En me rendant compte de son absence, je pars à sa recherche. Devant la chambre de mon fils, je vérifie que tout va bien. Il dort encore. Mes lèvres s'étirent dans un sourire triste. Comment vais-je faire pour lui annoncer que son papa d'amour a rejoint les anges ? Cette idée m'enfonce un pieu en pleine poitrine et me tire une larme.
Du bruit au rez-de-chaussée me rappelle que je ne suis pas seule dans la maison. Je descends voir ce que fait Kurt, mais au lieu de lui, je tombe sur Lisa, la femme de Travis, également ma meilleure amie, qui s'affaire aux fourneaux. Une délicieuse odeur me chatouille les narines, cependant, je n'ai pas faim.
— Oh, tu es réveillée, fait Lisa, en se tournant pour poser des pancakes sur la table.
Ses cernes me prouvent qu'elle, non plus, n'a pas dû beaucoup dormir.
— Comment va Travis ?
Elle hausse les épaules.
— Comment tu te sens, toi ?
J'aimerais croire que Kurt a raison, que je vais aller mieux, que je vais m'en sortir, mais l'air qui ne semble pas vouloir entrer correctement dans mes poumons confirme qu'il a tout faux. En guise de réponse, je secoue lentement la tête, incapable de prononcer le moindre mot. Dire ce que je ressens reviendrait à admettre cette réalité bien trop atroce à encaisser. Même ce matin, je veux encore garder cet infime espoir que tout ça n'est qu'un horrible cauchemar duquel je ne vais pas tarder à m'extraire.
Lisa hoche lentement la tête, avant de contourner le comptoir pour me serrer dans ses bras. Elle ne relâche son étreinte que lorsque nous entendons les petits pieds de Tayron descendre les marches.

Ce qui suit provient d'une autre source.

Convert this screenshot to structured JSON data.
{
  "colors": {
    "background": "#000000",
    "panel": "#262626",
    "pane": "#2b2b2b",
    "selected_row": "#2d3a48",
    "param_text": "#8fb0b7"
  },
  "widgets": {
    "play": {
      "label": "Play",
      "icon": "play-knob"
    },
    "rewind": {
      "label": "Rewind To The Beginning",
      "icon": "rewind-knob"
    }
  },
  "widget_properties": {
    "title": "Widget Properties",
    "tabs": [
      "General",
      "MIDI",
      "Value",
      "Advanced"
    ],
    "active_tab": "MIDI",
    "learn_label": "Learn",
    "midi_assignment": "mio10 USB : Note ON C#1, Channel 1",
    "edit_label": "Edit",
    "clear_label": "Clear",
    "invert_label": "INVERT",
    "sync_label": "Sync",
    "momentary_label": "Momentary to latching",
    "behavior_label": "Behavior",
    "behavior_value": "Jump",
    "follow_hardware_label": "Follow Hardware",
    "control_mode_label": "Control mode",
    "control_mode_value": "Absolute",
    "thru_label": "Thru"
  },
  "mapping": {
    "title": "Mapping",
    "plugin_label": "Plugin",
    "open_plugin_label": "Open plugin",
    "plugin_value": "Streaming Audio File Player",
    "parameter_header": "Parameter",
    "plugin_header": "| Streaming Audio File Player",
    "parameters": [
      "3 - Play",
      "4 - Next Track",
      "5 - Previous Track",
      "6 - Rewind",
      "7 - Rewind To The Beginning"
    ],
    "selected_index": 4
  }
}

— Tu veux que je m'occupe de lui ?
J'opine du chef et c'est suffisant pour qu'elle aille à sa rencontre. J'en profite pour attraper un mug dans le placard. Un café, c'est tout ce que je parviendrai à avaler ce matin tant ma gorge est nouée.
— Papa dort ?
Une larme s'échappe en entendant la question innocente de mon fils.
— Oui, ton papa dort, lui répond ma belle-sœur.
— J'ai rêvé de tonton Kurt cette nuit. Il s'occupait de maman.
Je ferme les yeux, mes mains tremblent.
— Oh ! Elle était malade, maman ?
— Non, je crois qu'elle était très, très triste. Parce que papa, il est pas rentré.
Un poids immense s'écroule à cet instant sur mes épaules, mon mug se fracasse au sol et je suis obligée de me retenir au plan de travail pour ne pas m'effondrer sous les yeux de mon bébé.
— Est-ce que ça te dirait de passer la journée avec Noah et Axel ? entends-je Lisa lui demander, certainement pour détourner son attention de moi.
À l'idée d'aller jouer avec ses cousins, mon fils pousse des petits cris de joie. Tous les trois forment un super trio. Je lutte contre moi-même pour reprendre mes esprits, puis me tourne vers eux pour remercier Lisa d'un vague signe de tête. Un sourire compatissant se dessine sur ses lèvres, avant qu'elle soulève mon fils dans ses bras et l'installe sur un tabouret. J'en profite pour récupérer le bol et les céréales que je lui tends.
— Maman, papa pourra venir me chercher chez tonton Travis et tata Lisa ?
Des spasmes me secouent et je déglutis difficilement. Cachée derrière Lisa, beaucoup plus grande que moi, Tayron ne peut pas remarquer mon état.
— Il va falloir que tu lui dises, me chuchote-t-elle.
Je sais, j'en ai conscience. Pour le moment, je n'en ai pas le courage. Je suis trop faible. Beaucoup trop faible pour ne pas m'écrouler devant lui.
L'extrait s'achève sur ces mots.